During his brief address, Kibler noted that George Washington’s second inaugural address, Abraham Lincoln’s Gettysburg Address and the Ten Commandments all ranged from 200-297 words, while a U.S. Department of Agriculture’s order on the price of cabbage totaled 15,689.
“The message: Unless you have more wisdom to share than Washington, Lincoln or God, you need to be brief!” he said. He also referred to Anna Quindlen’s book, “A Short Guide to a Happy Life.”
“Each of you are about to begin what some refer to as your ‘real life.’ That could be a new job, or graduate school, or some change, or what you see as the pursuit of the rest of your life,” Kibler said. “Don’t ever confuse the two, your life and your work.”
“No man ever said on his deathbed, ‘I wish I had spent more time at the office.’ It is unlikely that your dying wish will be, ‘bring me my college diploma, my checking account, or my new car.’”
Kibler referred to his “real resume,” as a father, grandfather, husband and friend, noting his efforts to be successful in each capacity, and summarizing, “I show up. I listen. I try to laugh.”

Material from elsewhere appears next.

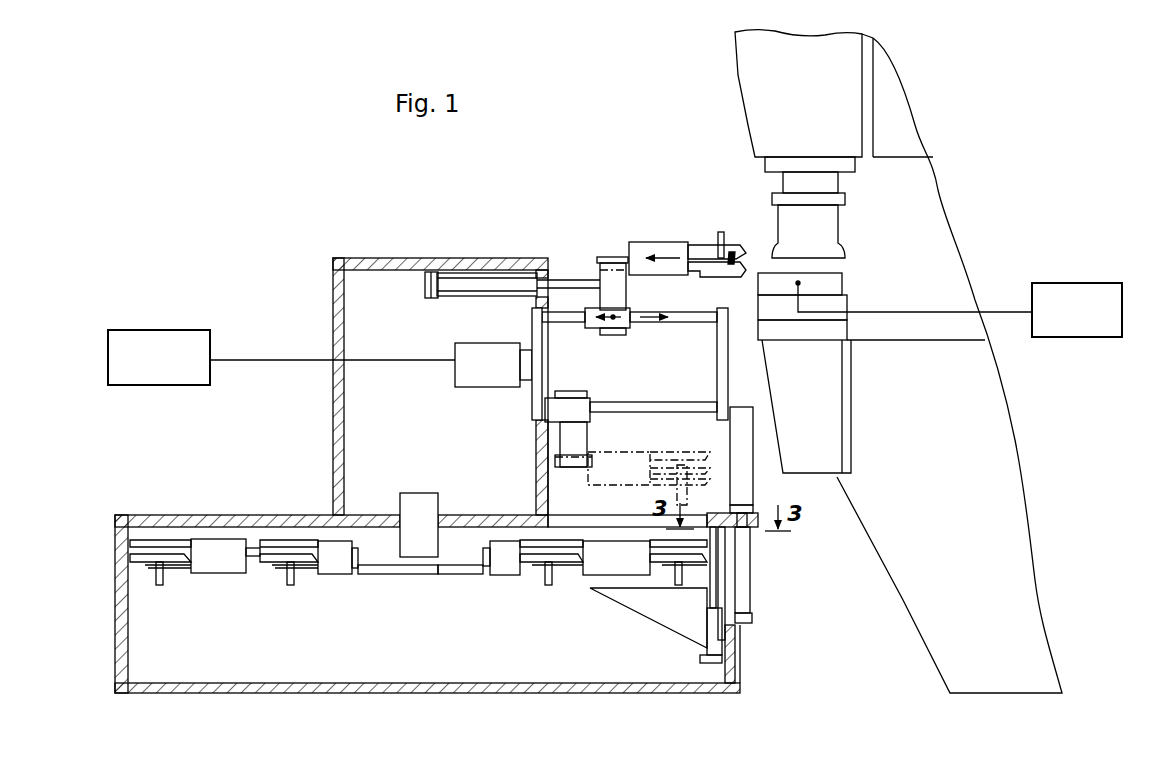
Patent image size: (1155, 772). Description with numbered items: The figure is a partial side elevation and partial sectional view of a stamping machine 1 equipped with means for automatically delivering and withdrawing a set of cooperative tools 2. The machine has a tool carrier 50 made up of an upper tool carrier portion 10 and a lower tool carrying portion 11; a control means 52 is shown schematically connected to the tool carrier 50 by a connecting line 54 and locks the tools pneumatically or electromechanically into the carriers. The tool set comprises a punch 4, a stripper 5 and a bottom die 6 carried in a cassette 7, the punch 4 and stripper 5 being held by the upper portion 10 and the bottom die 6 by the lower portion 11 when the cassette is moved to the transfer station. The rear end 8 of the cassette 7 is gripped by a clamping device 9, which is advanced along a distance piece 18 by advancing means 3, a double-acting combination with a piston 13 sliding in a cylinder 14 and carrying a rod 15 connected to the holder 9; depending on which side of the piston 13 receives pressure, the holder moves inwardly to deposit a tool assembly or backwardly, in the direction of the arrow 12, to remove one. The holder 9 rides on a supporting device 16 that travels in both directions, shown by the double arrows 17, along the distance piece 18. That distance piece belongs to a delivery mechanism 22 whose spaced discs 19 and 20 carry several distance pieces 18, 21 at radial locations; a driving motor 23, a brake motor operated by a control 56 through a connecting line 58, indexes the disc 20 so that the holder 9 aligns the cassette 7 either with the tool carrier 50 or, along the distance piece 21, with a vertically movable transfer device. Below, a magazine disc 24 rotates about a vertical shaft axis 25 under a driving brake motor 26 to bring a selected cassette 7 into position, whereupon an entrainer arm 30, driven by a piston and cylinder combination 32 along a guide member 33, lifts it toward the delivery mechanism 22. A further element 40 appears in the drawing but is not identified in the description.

“I would be rotten, or at best, mediocre, at my job if those other things were not true,” he said. “You cannot really be first rate at your work if your work is all you are.”
That life, according to Kibler, should include other people and being generous, adding, “life is made up of moments and our goal should be to have as many of those moments as possible.”
Since life is short, learn to be happy, Kibler said, and like a homeless person Quindlen called one of her best teachers, take time to look at the view. This individual, shunning a shelter, hospitalization or treatment, chose to dangle his feet on a Coney Island boardwalk each day and stare at the ocean.
Quindlen wrote and Kibler quoted, “Every day, in some little way, I try to do what he said. I try to look at the view….When I do what he said, I am never disappointed.”
Kibler concluded with his favorite quote, by John Wesley:
“Do all the good you can, by all the means you can, in all the ways you can, in all the places you can, at all the times you can, to all the people you can, for as long as you can.”